Congratulations are in order for Kate J. Newberry of UTMDACC and Shih-Chia Tso of UTSWMC who won the 2006 SWMS Outstanding Poster awards. Dr. Newberry's poster was titled "Structure of a novel transcriptional regulator from B. subtilis in complex with a-CTD of RNA polymerase" and Dr. Tso's poster was titled "Structural Determinants for Cross-talk between Pyruvate Dehydrogenase Kinase 3 and Lipoyl Domain 2 of the Human Pyruvate Dehydrogenase Complex". We also would like to thank the many attendees, and our vendors who sponsored this great event, Bruker-AXS, Fluidigm, Formulatrix, MiTeGen, Oxford Cryosystems and TriTek. We would also like to thank Rigaku Americas Corp. who sponsored the banquet at the Macaroni Grill in The Woodlands.

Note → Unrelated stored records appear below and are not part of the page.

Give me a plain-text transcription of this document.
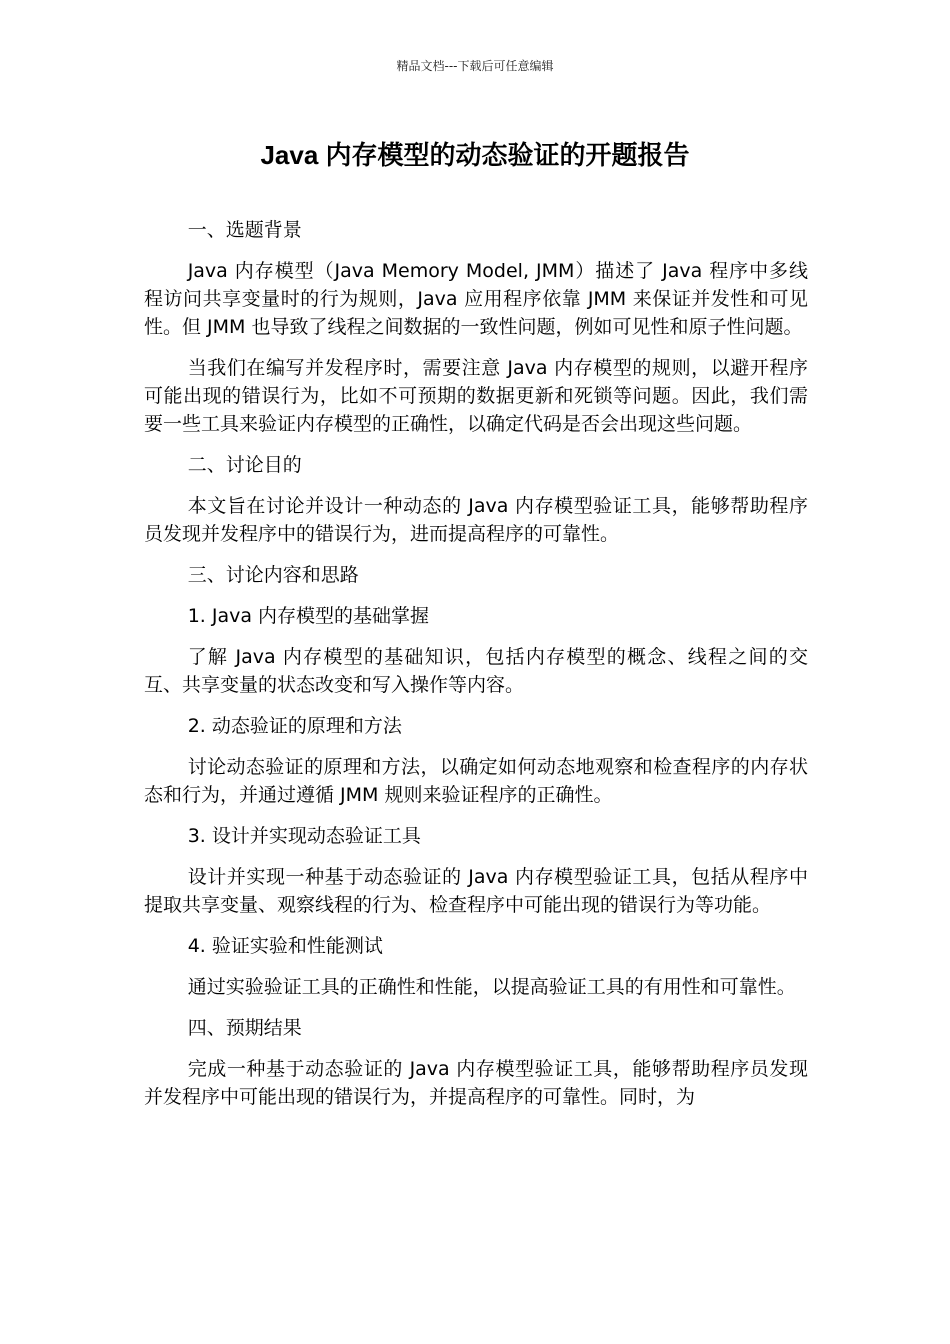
精品文档---下载后可任意编辑
Java 内存模型的动态验证的开题报告

一、选题背景

Java 内存模型（Java Memory Model, JMM）描述了 Java 程序中多线程访问共享变量时的行为规则，Java 应用程序依靠 JMM 来保证并发性和可见性。但 JMM 也导致了线程之间数据的一致性问题，例如可见性和原子性问题。

当我们在编写并发程序时，需要注意 Java 内存模型的规则，以避开程序可能出现的错误行为，比如不可预期的数据更新和死锁等问题。因此，我们需要一些工具来验证内存模型的正确性，以确定代码是否会出现这些问题。

二、讨论目的

本文旨在讨论并设计一种动态的 Java 内存模型验证工具，能够帮助程序员发现并发程序中的错误行为，进而提高程序的可靠性。

三、讨论内容和思路

1. Java 内存模型的基础掌握

了解 Java 内存模型的基础知识，包括内存模型的概念、线程之间的交互、共享变量的状态改变和写入操作等内容。

2. 动态验证的原理和方法

讨论动态验证的原理和方法，以确定如何动态地观察和检查程序的内存状态和行为，并通过遵循 JMM 规则来验证程序的正确性。

3. 设计并实现动态验证工具

设计并实现一种基于动态验证的 Java 内存模型验证工具，包括从程序中提取共享变量、观察线程的行为、检查程序中可能出现的错误行为等功能。

4. 验证实验和性能测试

通过实验验证工具的正确性和性能，以提高验证工具的有用性和可靠性。

四、预期结果

完成一种基于动态验证的 Java 内存模型验证工具，能够帮助程序员发现并发程序中可能出现的错误行为，并提高程序的可靠性。同时，为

Dr. Catherine Klein represented Rigaku at the launch of the Bio21 Collaborative Crystallisation Centre (Bio21-C³) in Melbourne, Australia in June. The AU $5.3 million facility, the first of its kind in Australia, is a multi-node research and development consortium designed to develop and enhance protein crystallisation expertise using the latest in automation and robotics.

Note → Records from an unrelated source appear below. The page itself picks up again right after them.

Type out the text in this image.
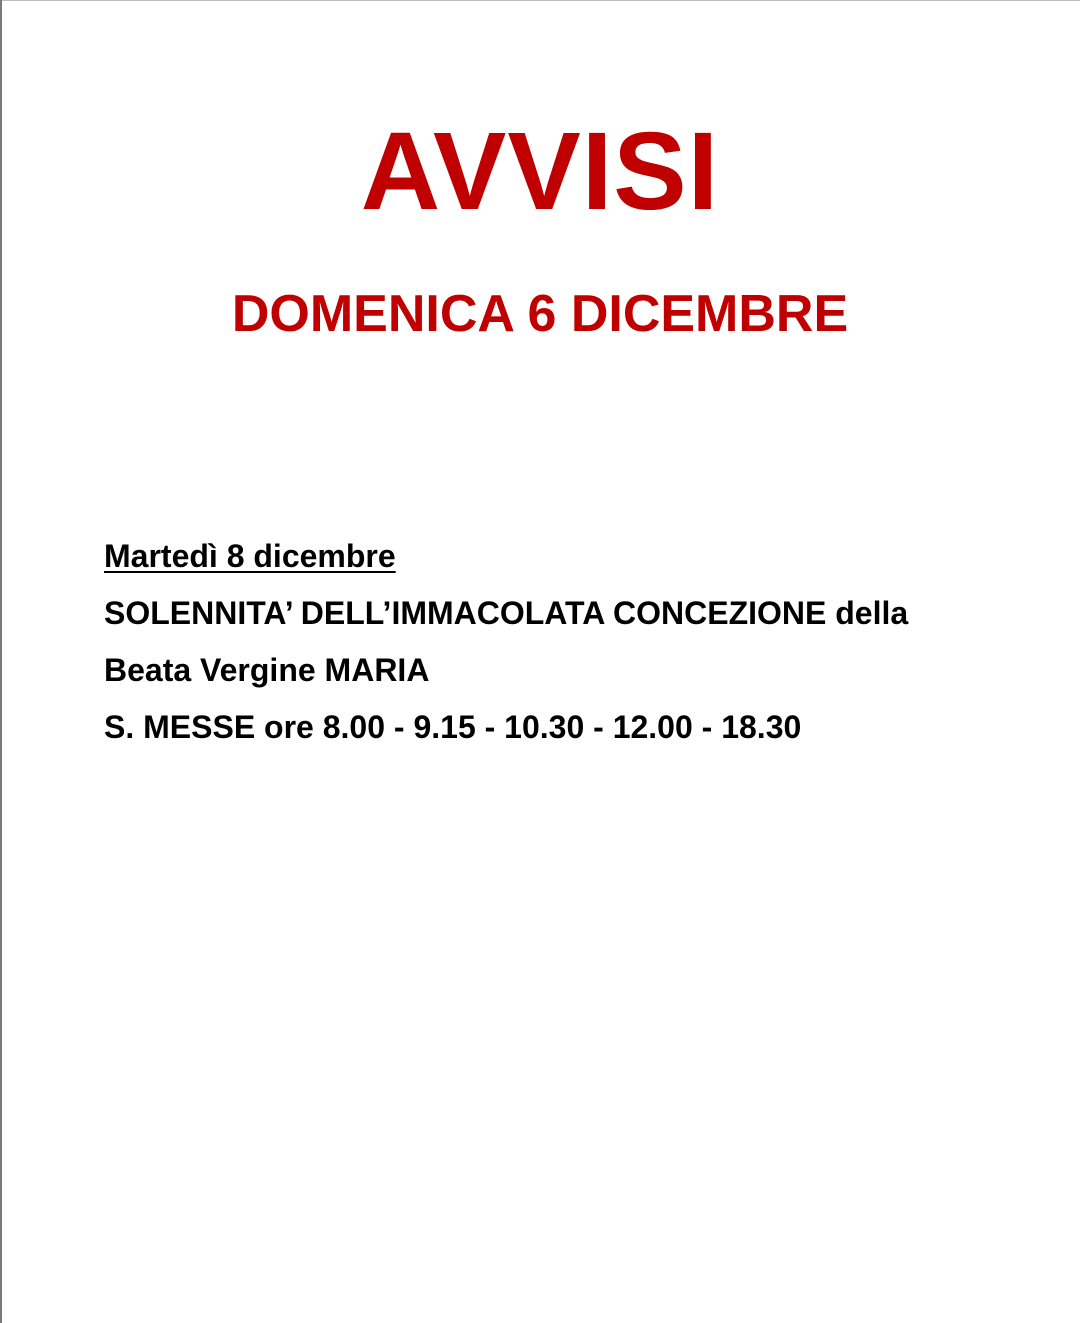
AVVISI
DOMENICA 6 DICEMBRE
Martedì 8 dicembre
SOLENNITA’ DELL’IMMACOLATA CONCEZIONE della
Beata Vergine MARIA
S. MESSE ore 8.00 - 9.15 - 10.30 - 12.00 - 18.30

Under the Bio21 banner, the Centre is jointly operated by CSIRO Molecular and Health Technologies, the Walter and Eliza Hall Institute of Medical Research, St Vincent/s Institute, the Burnet Institute, and the Victorian College of Pharmacy (Monash University).

Operating out of four Melbourne sites, the Centre offers services such as robotic crystallization screening and refinement, robotic crystal tray imaging with two Rigaku Minstrel III systems coupled with RoboIncubator, microfluidic crystallization, and dynamic and static light scattering, using 10-100 times less material than required for manual methods.

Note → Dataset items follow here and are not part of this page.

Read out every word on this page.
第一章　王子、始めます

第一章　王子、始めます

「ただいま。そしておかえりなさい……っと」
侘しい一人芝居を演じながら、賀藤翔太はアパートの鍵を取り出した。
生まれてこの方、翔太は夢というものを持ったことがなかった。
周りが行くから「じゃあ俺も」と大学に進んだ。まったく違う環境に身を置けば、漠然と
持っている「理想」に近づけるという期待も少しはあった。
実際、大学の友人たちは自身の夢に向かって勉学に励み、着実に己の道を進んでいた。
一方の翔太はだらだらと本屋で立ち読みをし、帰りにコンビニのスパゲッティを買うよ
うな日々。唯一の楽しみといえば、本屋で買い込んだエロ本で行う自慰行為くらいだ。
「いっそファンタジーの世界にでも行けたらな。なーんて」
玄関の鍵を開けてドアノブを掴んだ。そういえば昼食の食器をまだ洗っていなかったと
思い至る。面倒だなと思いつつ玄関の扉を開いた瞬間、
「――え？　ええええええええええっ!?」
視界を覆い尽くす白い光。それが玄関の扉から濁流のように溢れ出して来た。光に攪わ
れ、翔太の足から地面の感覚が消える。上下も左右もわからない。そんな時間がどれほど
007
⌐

The Centre will be an important feeder for the Australian Synchrotron when it begins operation in 2007. Its first major coup was to attract Dr. Janet Newman back to Australia from the USA to run the facility. Dr. Newman is an internationally recognized leader in the development of crystallization techniques and methodology, with over twenty years of experience in the field.

Run as a not-for-profit technology platform, the Centre is accessible by all research groups within Victoria—commercial, academic and government.

From right to left: Dr. Janet Newman, Dr. Graeme Woodrow (Chief of CSIRO Molecular and Health Technologies), Dr. Stella Clark (CEO, Bio21 Australia Ltd), The Hon. Matt Viney (Parliamentary Secretary, Innovation and Industry, State of Victoria), Professor David Pennington (Chairman, Bio21 Board), Dr. Colin Ward (CSIRO Molecular and Health Technologies), Dr. Cathy Klein and Dr. Gordon Crewther (ex-chief of this CSIRO site) stand in front of the Rigaku Minstrel HT during the opening tour.